Heute ist der 25.05.2026 und die Welt dreht sich schneller denn je. Quantencomputer – das nächste große Ding in der Technologie. Die Experten sind sich einig: Wenn die Quantencomputer erst einmal stabil und wirtschaftlich betrieben werden können, könnte das alles verändern. Bundesrat Ignazio Cassis hat das kürzlich in einem Interview klargemacht. Er warnt davor, die Entwicklung dieser Technologie zu unterschätzen. Und das aus gutem Grund. Diese Computer sind nicht nur leistungsfähiger als alles, was wir heute kennen, sie könnten auch die bestehenden Verschlüsselungssysteme, die unsere kritischen Infrastrukturen schützen, wie ein Kinderspiel knacken.
Das klingt fast zu gut, um wahr zu sein, oder? Aber wenn wir über die Sicherheit unserer digitalen Infrastrukturen sprechen, ist das keine Science-Fiction. Die aktuellen Public-Key-Kryptografien beruhen auf mathematischen Problemen, die mit klassischen Computern nicht zu lösen sind. Die Quantencomputer hingegen könnten diese Probleme mit Leichtigkeit bewältigen – denken Sie an Algorithmen wie Shor oder Grover! Die Herausforderungen sind jedoch groß: Fehleranfälligkeit und die Notwendigkeit zur Quantenfehlerkorrektur stehen auf der Liste der Hürden, die es zu nehmen gilt.
Der Wettlauf um die Vorherrschaft
In diesem Wettlauf stehen nicht nur Länder wie die USA und China, die Milliarden in die Quantenforschung pumpen und dabei wenig Interesse an Regulierung zeigen. Auch Unternehmen wie IBM, Google und Microsoft sind ganz vorne mit dabei. Sie spielen eine zentrale Rolle in der Entwicklung neuer Technologien und sollten unbedingt in Verhandlungen einbezogen werden. Cassis ist sich der Risiken bewusst – die Entwicklung dieser Technologien sollte nicht nur einer kleinen Gruppe von Großmächten überlassen werden. Es ist wie ein Schachspiel auf globaler Ebene, und die Züge müssen gut überlegt sein.

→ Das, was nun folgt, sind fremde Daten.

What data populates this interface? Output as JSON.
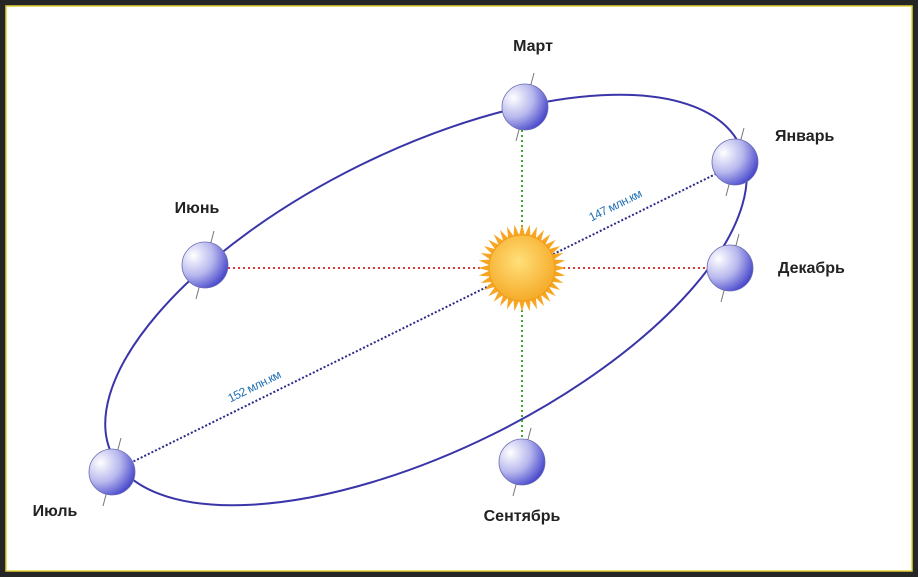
{
  "planets": [
    {
      "label": "Март"
    },
    {
      "label": "Январь"
    },
    {
      "label": "Июнь"
    },
    {
      "label": "Декабрь"
    },
    {
      "label": "Июль"
    },
    {
      "label": "Сентябрь"
    }
  ],
  "distances": [
    "147 млн.км",
    "152 млн.км"
  ]
}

Die Schweiz versucht, in dieser dynamischen Landschaft eine Brücke zwischen Wissenschaft und Diplomatie zu schlagen. Ziel ist es, auf die Herausforderungen und Chancen, die sich aus den Fortschritten in der Quantentechnologie ergeben, vorbereitet zu sein. Und das ist klug, denn Experten warnen, dass die Politik oft hinterherhinkt, wenn es um neue Technologien geht. Aber was bedeutet das konkret für uns?
Der Blick in die Zukunft
Ein Blick in die Zukunft zeigt, dass wir bis 2029 auf fehlertolerantes Quantencomputing hinarbeiten. Die Fortschritte in der Quanteninformatik könnten uns schon in etwa 15 Jahren einen kryptoanalytisch relevanten Quantencomputer bescheren. Das ist nicht mehr lange! Die Entwicklungen sind rasant, und mit einem modularen Ansatz könnten die Zeitrahmen sogar verkürzt werden. Neue Technologien könnten den Zeitraum auf etwa 10 Jahre drücken. Das klingt nach einer echten Revolution!
Die Welt investiert heftig in Quantenforschung – über 55,7 Milliarden Dollar wurden global aufgebracht! Und während Europa durch Programme wie das Quantum Flagship akademische Zusammenarbeit fördert, verfolgen die USA und China ganz eigene Strategien. Die Herausforderung wird es sein, die Vorteile des Quantencomputings in Bereichen wie der Pharmaforschung, Materialwissenschaft und Finanzen zu nutzen, ohne die Sicherheit zu gefährden. Die Bedrohung für aktuelle kryptografische Standards wie RSA und ECC ist nicht zu unterschätzen, und es gibt bereits Stimmen, die warnen, dass Gegner jetzt schon verschlüsselte Daten sammeln, um diese in Zukunft zu entschlüsseln.
Die drängenden Fragen
Die Fragen, die sich hier aufdrängen, sind vielfältig. Wie können Unternehmen sicherstellen, dass ihre Systeme quantenresistent sind? Was passiert, wenn die Technologie schneller voranschreitet als die Regulierungen? Und nicht zuletzt: Wie begegnen wir den ethischen Herausforderungen, die mit dieser Technologie einhergehen? Die Zeit drängt, und die Diskussionen müssen beginnen – denn eines ist sicher: Der Quantenvorteil wird unsere Welt auf den Kopf stellen.